15. The system of claim 11, wherein the ICU mortality prediction model is a generalized additive model (GAM).

16. The method of claim 1, wherein the ICU mortality prediction model is trained by:

obtaining, from an electronic medical records database, a plurality of historical records for each of a plurality of historical patients in an ICU;

extracting, from the obtained plurality of historical records, a plurality of different health features for each of the plurality of historical patients;

curating the extracted plurality of different health features to identify a plurality of different historical ICU prediction features, wherein a duration is configured to minimize outlier bias, and wherein admission diagnosis is one of the plurality of different historical ICU prediction features and further wherein curation comprises grouping admission diagnoses into one or more groups using clinical knowledge to minimize misclassification;

training the ICU mortality prediction model using the plurality of different historical ICU prediction features; and

storing the trained ICU mortality prediction model.

17. The method of claim 1, further comprising:

presenting, via a user interface, the predicted likelihood of ICU mortality for the patient.

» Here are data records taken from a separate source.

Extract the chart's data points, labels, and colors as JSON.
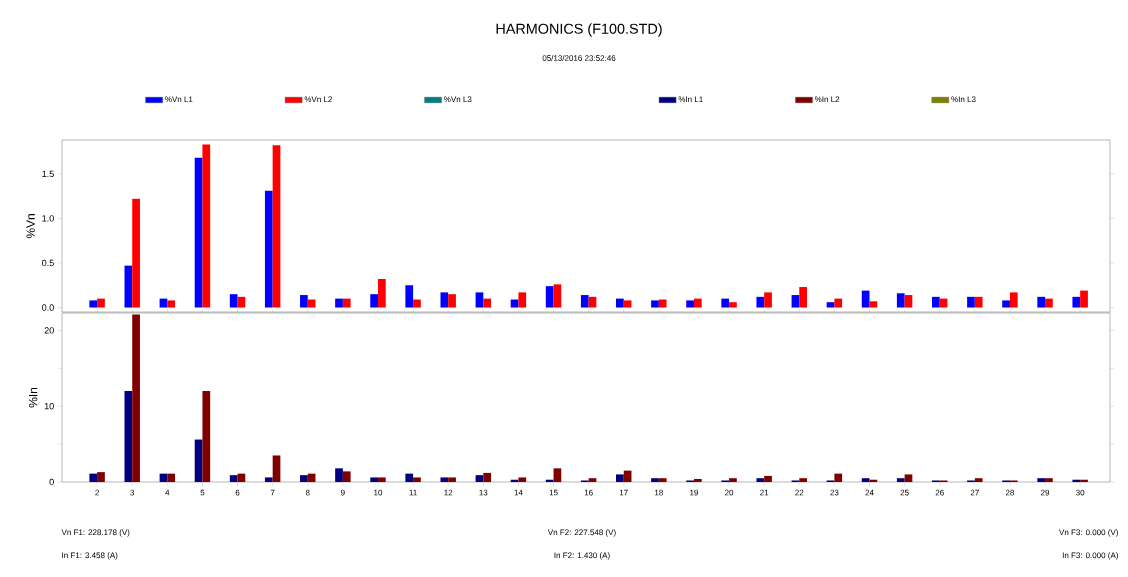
{
  "chart_data": [
    {
      "type": "bar",
      "title": "HARMONICS (F100.STD)",
      "subtitle": "05/13/2016 23:52:46",
      "ylabel": "%Vn",
      "categories": [
        "2",
        "3",
        "4",
        "5",
        "6",
        "7",
        "8",
        "9",
        "10",
        "11",
        "12",
        "13",
        "14",
        "15",
        "16",
        "17",
        "18",
        "19",
        "20",
        "21",
        "22",
        "23",
        "24",
        "25",
        "26",
        "27",
        "28",
        "29",
        "30"
      ],
      "series": [
        {
          "name": "%Vn L1",
          "color": "#0000ff",
          "values": [
            0.08,
            0.47,
            0.1,
            1.68,
            0.15,
            1.31,
            0.14,
            0.1,
            0.15,
            0.25,
            0.17,
            0.17,
            0.09,
            0.24,
            0.14,
            0.1,
            0.08,
            0.08,
            0.1,
            0.12,
            0.14,
            0.06,
            0.19,
            0.16,
            0.12,
            0.12,
            0.08,
            0.12,
            0.12
          ]
        },
        {
          "name": "%Vn L2",
          "color": "#ff0000",
          "values": [
            0.1,
            1.22,
            0.08,
            1.83,
            0.12,
            1.82,
            0.09,
            0.1,
            0.32,
            0.09,
            0.15,
            0.1,
            0.17,
            0.26,
            0.12,
            0.08,
            0.09,
            0.1,
            0.06,
            0.17,
            0.23,
            0.1,
            0.07,
            0.14,
            0.1,
            0.12,
            0.17,
            0.1,
            0.19
          ]
        },
        {
          "name": "%Vn L3",
          "color": "#008080",
          "values": [
            null,
            null,
            null,
            null,
            null,
            null,
            null,
            null,
            null,
            null,
            null,
            null,
            null,
            null,
            null,
            null,
            null,
            null,
            null,
            null,
            null,
            null,
            null,
            null,
            null,
            null,
            null,
            null,
            null
          ]
        }
      ],
      "ylim": [
        -0.05,
        1.88
      ],
      "yticks": [
        {
          "value": 0,
          "label": "0.0"
        },
        0.5,
        {
          "value": 1,
          "label": "1.0"
        },
        1.5
      ],
      "tick_labels": "y",
      "legend": "top"
    },
    {
      "type": "bar",
      "ylabel": "%In",
      "categories": [
        "2",
        "3",
        "4",
        "5",
        "6",
        "7",
        "8",
        "9",
        "10",
        "11",
        "12",
        "13",
        "14",
        "15",
        "16",
        "17",
        "18",
        "19",
        "20",
        "21",
        "22",
        "23",
        "24",
        "25",
        "26",
        "27",
        "28",
        "29",
        "30"
      ],
      "series": [
        {
          "name": "%In L1",
          "color": "#000080",
          "values": [
            1.1,
            12.0,
            1.1,
            5.6,
            0.9,
            0.6,
            0.9,
            1.8,
            0.6,
            1.1,
            0.6,
            0.9,
            0.3,
            0.3,
            0.2,
            1.0,
            0.5,
            0.2,
            0.2,
            0.5,
            0.2,
            0.2,
            0.5,
            0.5,
            0.2,
            0.2,
            0.2,
            0.5,
            0.3
          ]
        },
        {
          "name": "%In L2",
          "color": "#800000",
          "values": [
            1.3,
            22.1,
            1.1,
            12.0,
            1.1,
            3.5,
            1.1,
            1.4,
            0.6,
            0.6,
            0.6,
            1.2,
            0.6,
            1.8,
            0.5,
            1.5,
            0.5,
            0.4,
            0.5,
            0.8,
            0.5,
            1.1,
            0.3,
            1.0,
            0.2,
            0.5,
            0.2,
            0.5,
            0.3
          ]
        },
        {
          "name": "%In L3",
          "color": "#808000",
          "values": [
            null,
            null,
            null,
            null,
            null,
            null,
            null,
            null,
            null,
            null,
            null,
            null,
            null,
            null,
            null,
            null,
            null,
            null,
            null,
            null,
            null,
            null,
            null,
            null,
            null,
            null,
            null,
            null,
            null
          ]
        }
      ],
      "ylim": [
        0,
        22.3
      ],
      "yticks": [
        0,
        {
          "value": 5,
          "label": null
        },
        10,
        {
          "value": 15,
          "label": null
        },
        20
      ],
      "legend": "top",
      "annotations": [
        "Vn F1: 228.178 (V)",
        "In F1: 3.458 (A)",
        "Vn F2: 227.548 (V)",
        "In F2: 1.430 (A)",
        "Vn F3: 0.000 (V)",
        "In F3: 0.000 (A)"
      ]
    }
  ]
}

18. The system of claim 11, wherein the ICU mortality prediction model is trained by:

obtaining, from an electronic medical records database, a plurality of historical records for each of a plurality of historical patients in an ICU;

extracting, from the obtained plurality of historical records, a plurality of different health features for each of the plurality of historical patients;

curating the extracted plurality of different health features to identify a plurality of different historical ICU prediction features, wherein the curation is configured to minimize outlier bias, and wherein admission diagnosis is one of the plurality of different historical ICU prediction features and further wherein curation comprises grouping admission diagnoses into one or more groups using clinical knowledge to minimize misclassification;

training the ICU mortality prediction model using the plurality of different historical ICU prediction features; and

storing the trained ICU mortality prediction model.

19. The system of claim 18, wherein:

the different historical ICU prediction features include vital signs, and

the ICU mortality prediction model is further trained by introducing random intercepts and slopes for vital signs over the admission diagnosis groups.

20. The system of claim 11, further comprising:

a user interface configured to provide the predicted likelihood of ICU mortality.